The Nigerian political landscape is visibly changing, shaped, no doubt by the slow-paced development of the country and the growing domination of her politics by men with questionable formal education. Many of them in the legislature, for example, are a paragon of political inactivity due to lack of cognate learning. The people have come to have a low opinion of them as lawmakers. What a specimen to be at the head of our affairs, the people seem to be saying in grim resignation.
 
Presentations in parliament are so slipshod or so puerile, not only in literary construction but in the ideas, or in the sentiment expressed, etc. Mediocrity has become the simple qualification for admission into the “hallowed” chambers.

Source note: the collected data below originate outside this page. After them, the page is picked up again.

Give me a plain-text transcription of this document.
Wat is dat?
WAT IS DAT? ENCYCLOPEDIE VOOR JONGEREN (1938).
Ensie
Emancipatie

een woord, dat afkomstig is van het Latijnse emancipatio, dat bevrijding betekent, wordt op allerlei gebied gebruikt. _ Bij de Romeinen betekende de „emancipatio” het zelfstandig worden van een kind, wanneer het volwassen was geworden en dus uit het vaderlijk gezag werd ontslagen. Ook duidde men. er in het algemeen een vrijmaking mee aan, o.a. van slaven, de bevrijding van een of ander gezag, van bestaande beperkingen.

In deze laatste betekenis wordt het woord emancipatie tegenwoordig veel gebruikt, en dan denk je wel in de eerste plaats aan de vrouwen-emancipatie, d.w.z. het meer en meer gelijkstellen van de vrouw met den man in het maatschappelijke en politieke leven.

While the people are in desperate need of social intervention programmes, their government in the legislature does not seem to be able to do anything, except for its members to look on as they chew groundnuts and kolanuts.
 
Lawyers in politics are supposed to be above the quagmire of political indiscretion. The bestial nature of the indecent horde of wet-sponges, tattered washing on the line, soured bean soup has become pervasive. It is so bad that even a sort of grandeur creeping into the picture by way of lawyers’ participation has ironically resulted in a balder and dash. The performance of the present dispensation has elicited the greatest disdain for politicians as their stock-in-trade is generally observed as the blatant non-performance of vows or manifesto. Their meandering words mean nothing and have left the people frustrated and hopeless. Modern-day media will seem to have removed all traces of preoccupation with language even as the fine-tuning of words is no longer an instinct.
 
As Disraeli dominated the British House of Commons in the 19th Century, so Winston Churchill dominated it with words in the 20th, although for much of the time he was a political voice in the wilderness. Our local example is captured in a compendium aptly entitled Voice of Wisdom, Voice of Courage, Voice of Reason, in which Chief Obafemi Awolowo, first as Leader of Government Business, and subsequently as Premier of Western Region, and Leader of Opposition in Nigeria’s Federal Parliament showcased the importance of “the opportunity of pricking the bloated bladder of lies with the poniard of truth”. As it was with Churchill so it may be said of Awo that he “never spared himself in conversation. He gives himself so generously that hardly anybody else is permitted to give anything in his presence”. Viewed today as systematic liars, swindlers and beggarly cheats, our politicians have lost the confidence of the people they profess to lead.